Raji and P3HR-1 are established Burkitt lymphoma-derived cell lines that carry the Epstein-Barr virus (EBV) genome. Superinfection of the Raji cell line, a non-virus-producer, with virus from P3HR-1 cells results in the synthesis of several thousand copies of EBV-DNA per cell with attendant inhibition of synthesis and breakdown of Raji cell DNA. The DNA synthesized in superinfected Raji cells has been characterized. Raji cells infected with P3HR-1 virus and labeled with 32P 10 hr after infection synthesized only viral DNA. As much as 90% of the 55 S, 32P-labeled material was localized in the nucleus of superinfected cells after a 10-hr labeling period. The viral DNA purified from superinfected cells had the same buoyant density as the DNA isolated from P3HR-1 virions and after purification could be recovered with a specific activity exceeding 106 cpm/μg in an amount which approached 10 wg/107 infected Raji cells. The viral DNA from superinfected cells reassociated with the DNA from Raji or P3HR-1 cells and with the DNA from virus but did not reassociate with DNA from cell line 698 (a lymphoblastoid cell line lacking the EBV genome).
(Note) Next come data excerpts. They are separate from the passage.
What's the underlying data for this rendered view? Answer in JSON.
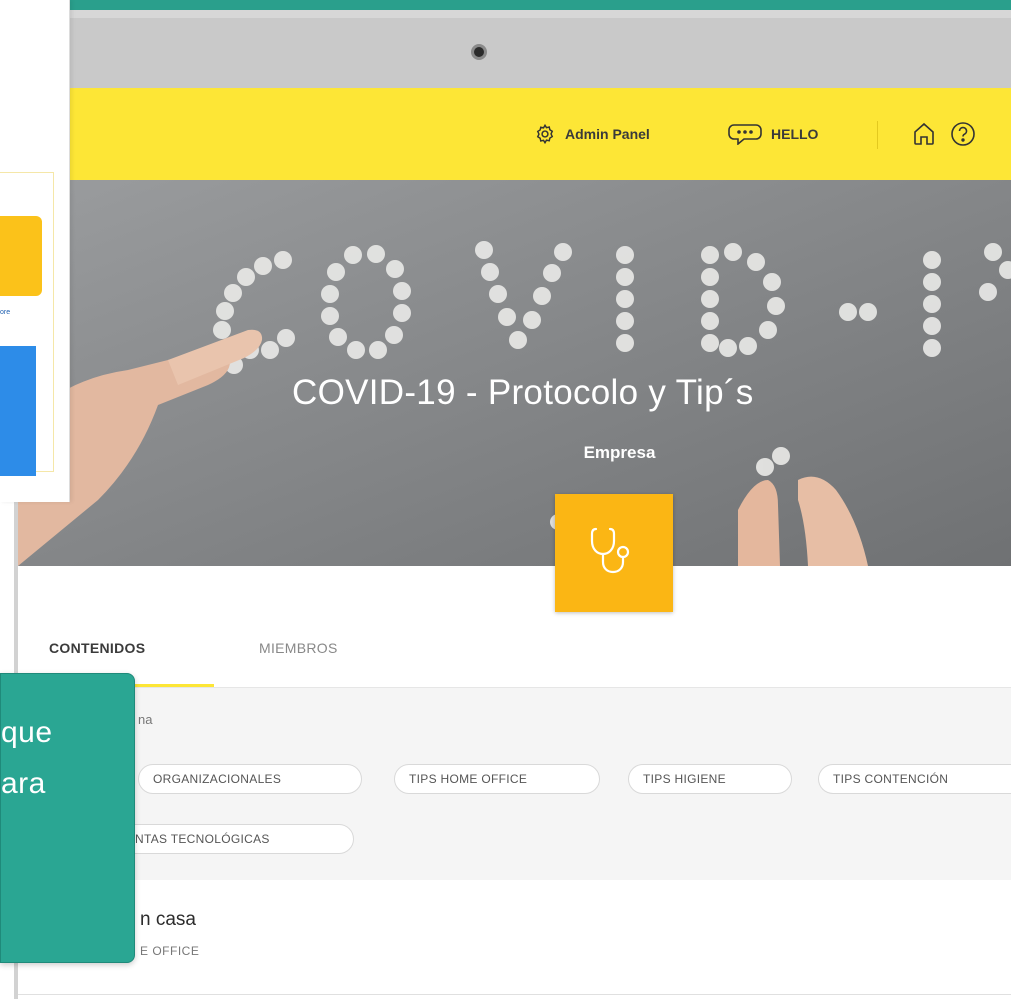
{
  "header": {
    "admin_label": "Admin Panel",
    "hello_label": "HELLO",
    "brand_color": "#fde636"
  },
  "banner": {
    "title": "COVID-19 - Protocolo y Tip´s",
    "subtitle": "Empresa",
    "badge_icon": "stethoscope-icon",
    "badge_color": "#fbb614"
  },
  "tabs": [
    {
      "label": "CONTENIDOS",
      "active": true
    },
    {
      "label": "MIEMBROS",
      "active": false
    }
  ],
  "filters": {
    "label_partial": "na",
    "chips": [
      "ORGANIZACIONALES",
      "TIPS HOME OFFICE",
      "TIPS HIGIENE",
      "TIPS CONTENCIÓN",
      "NTAS TECNOLÓGICAS"
    ]
  },
  "content": {
    "title_partial": "n casa",
    "category_partial": "E OFFICE"
  },
  "side_panel": {
    "small_text": "ore"
  },
  "callout": {
    "lines": [
      "que",
      "ara"
    ],
    "color": "#2aa693"
  }
}
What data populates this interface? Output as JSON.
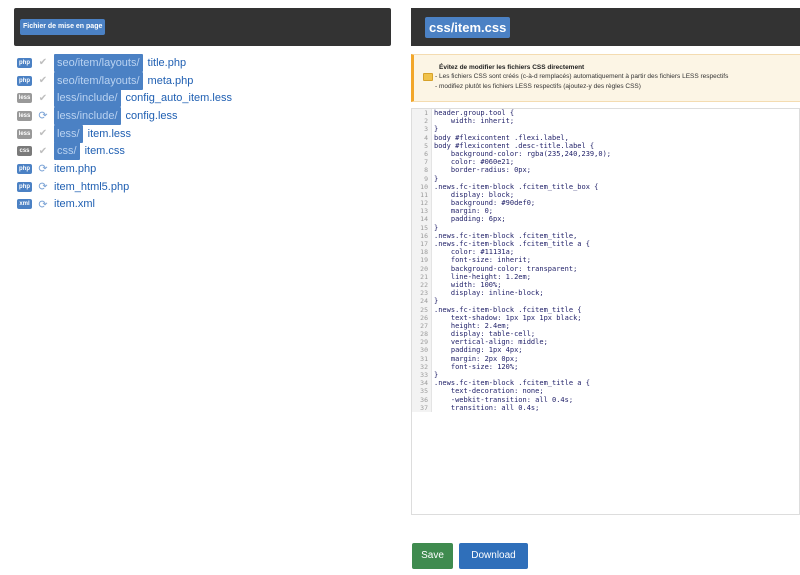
{
  "left_panel": {
    "title": "Fichier de mise en page",
    "files": [
      {
        "type": "php",
        "status_icon": "check-icon",
        "path": "seo/item/layouts/",
        "name": "title.php"
      },
      {
        "type": "php",
        "status_icon": "check-icon",
        "path": "seo/item/layouts/",
        "name": "meta.php"
      },
      {
        "type": "less",
        "status_icon": "check-icon",
        "path": "less/include/",
        "name": "config_auto_item.less"
      },
      {
        "type": "less",
        "status_icon": "link-icon",
        "path": "less/include/",
        "name": "config.less"
      },
      {
        "type": "less",
        "status_icon": "check-icon",
        "path": "less/",
        "name": "item.less"
      },
      {
        "type": "css",
        "status_icon": "check-icon",
        "path": "css/",
        "name": "item.css"
      },
      {
        "type": "php",
        "status_icon": "link-icon",
        "path": "",
        "name": "item.php"
      },
      {
        "type": "php",
        "status_icon": "link-icon",
        "path": "",
        "name": "item_html5.php"
      },
      {
        "type": "xml",
        "status_icon": "link-icon",
        "path": "",
        "name": "item.xml"
      }
    ]
  },
  "right_panel": {
    "title": "css/item.css",
    "warning": {
      "title": "Évitez de modifier les fichiers CSS directement",
      "line1": "- Les fichiers CSS sont créés (c-à-d remplacés) automatiquement à partir des fichiers LESS respectifs",
      "line2": "- modifiez plutôt les fichiers LESS respectifs (ajoutez-y des règles CSS)"
    },
    "code_lines": [
      "header.group.tool {",
      "    width: inherit;",
      "}",
      "body #flexicontent .flexi.label,",
      "body #flexicontent .desc-title.label {",
      "    background-color: rgba(235,240,239,0);",
      "    color: #060e21;",
      "    border-radius: 0px;",
      "}",
      ".news.fc-item-block .fcitem_title_box {",
      "    display: block;",
      "    background: #90def0;",
      "    margin: 0;",
      "    padding: 6px;",
      "}",
      ".news.fc-item-block .fcitem_title,",
      ".news.fc-item-block .fcitem_title a {",
      "    color: #11131a;",
      "    font-size: inherit;",
      "    background-color: transparent;",
      "    line-height: 1.2em;",
      "    width: 100%;",
      "    display: inline-block;",
      "}",
      ".news.fc-item-block .fcitem_title {",
      "    text-shadow: 1px 1px 1px black;",
      "    height: 2.4em;",
      "    display: table-cell;",
      "    vertical-align: middle;",
      "    padding: 1px 4px;",
      "    margin: 2px 0px;",
      "    font-size: 120%;",
      "}",
      ".news.fc-item-block .fcitem_title a {",
      "    text-decoration: none;",
      "    -webkit-transition: all 0.4s;",
      "    transition: all 0.4s;"
    ]
  },
  "buttons": {
    "save_label": "Save",
    "download_label": "Download"
  },
  "colors": {
    "header_bg": "#333333",
    "accent_blue": "#4b81c4",
    "save_green": "#3f8b4f",
    "download_blue": "#2f6fba",
    "warning_orange": "#f2a72b"
  }
}
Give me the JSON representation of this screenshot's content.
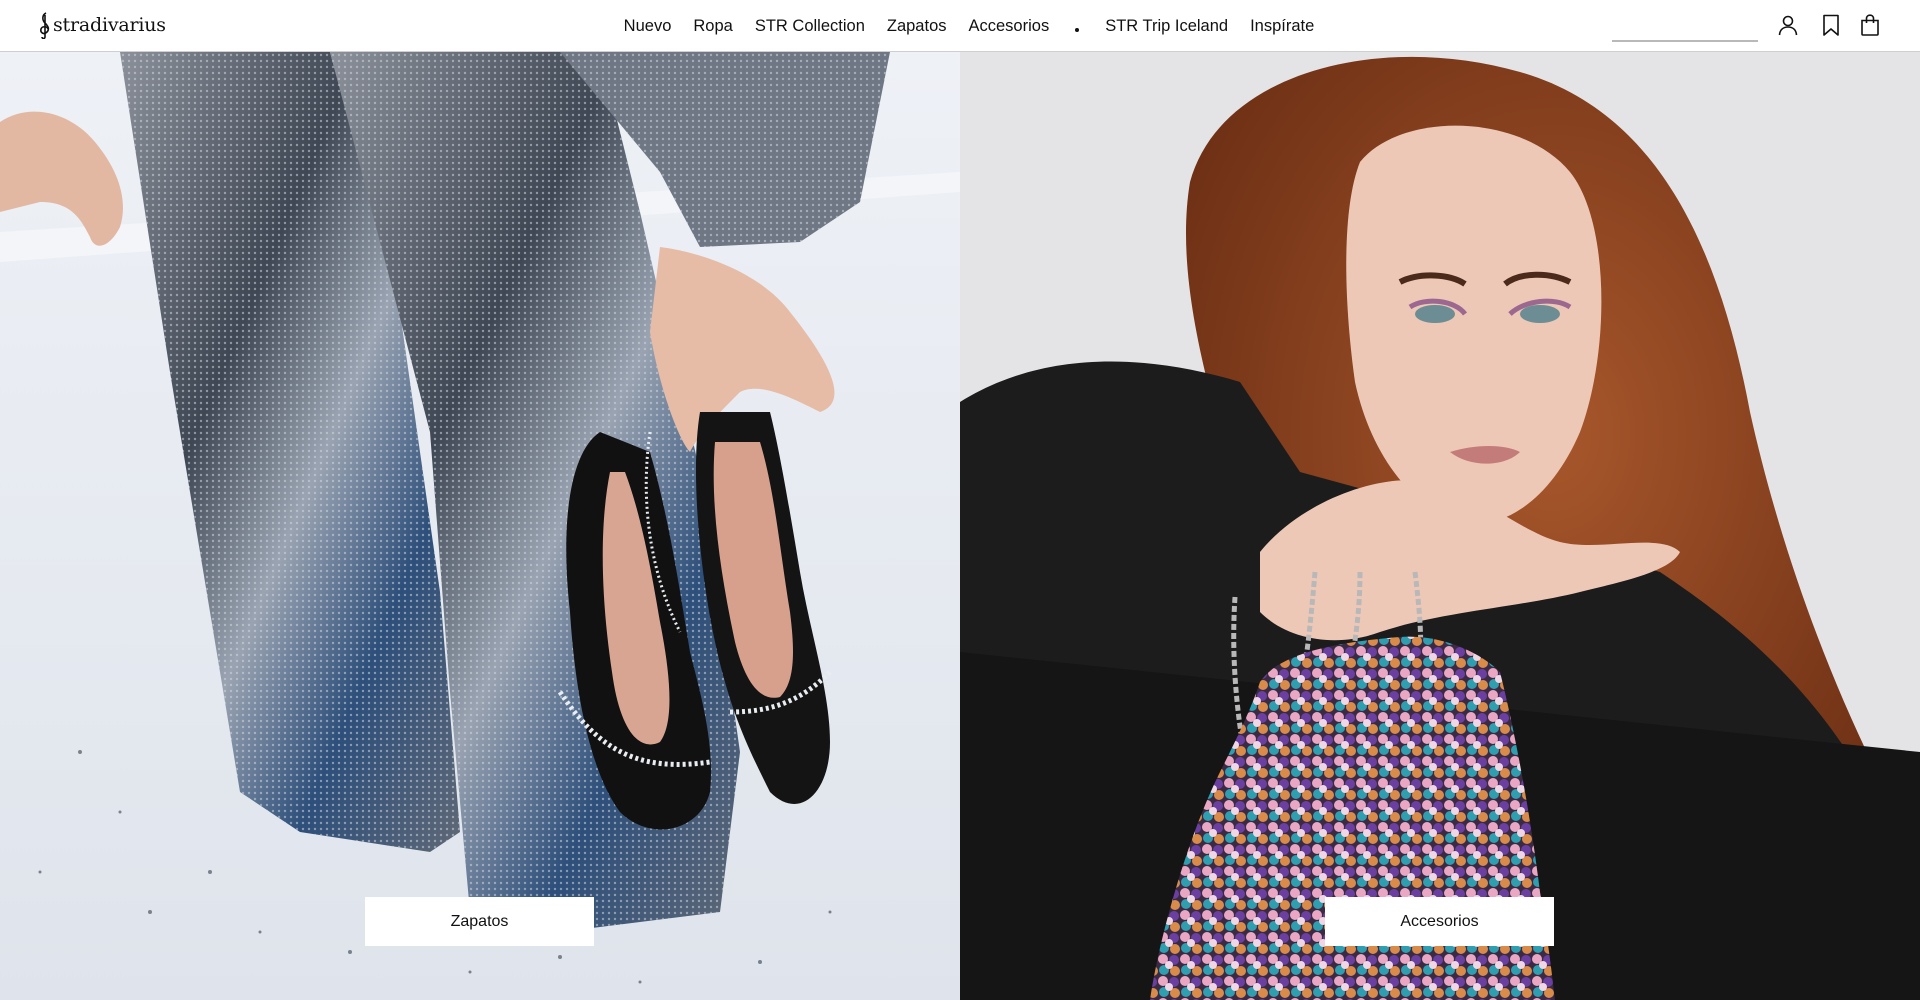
{
  "brand": {
    "name": "stradivarius",
    "logo_icon": "treble-clef-icon"
  },
  "nav": {
    "items": [
      {
        "label": "Nuevo"
      },
      {
        "label": "Ropa"
      },
      {
        "label": "STR Collection"
      },
      {
        "label": "Zapatos"
      },
      {
        "label": "Accesorios"
      },
      {
        "label": "STR Trip Iceland"
      },
      {
        "label": "Inspírate"
      }
    ]
  },
  "header": {
    "search": {
      "placeholder": "",
      "value": "",
      "icon": "search-icon"
    },
    "icons": [
      "user-icon",
      "bookmark-icon",
      "shopping-bag-icon"
    ]
  },
  "hero": {
    "left": {
      "cta_label": "Zapatos",
      "image": "woman-in-sequin-suit-holding-black-strappy-sandals"
    },
    "right": {
      "cta_label": "Accesorios",
      "image": "red-haired-model-with-sequin-drawstring-bag"
    }
  },
  "colors": {
    "background": "#ffffff",
    "text": "#111111",
    "divider": "#cfcfcf"
  }
}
Nuclei isolated from superinfected Raji cells incorporated label from deoxythymidine triphosphate into an acid-insoluble product, most of which had a buoyant density identical to that of DNA from P3HR-1 virions. Digestion of the DNA from superinfected cells with the restriction endonuclease EcoRI produced a number of fragments with molecular weights which ranged from less than 1 million to approximately 30 million when analyzed by electrophoresis on agarose gels. All of the fragments produced by digestion of DNA from virus were present in the digest of DNA from superinfected Raji cells.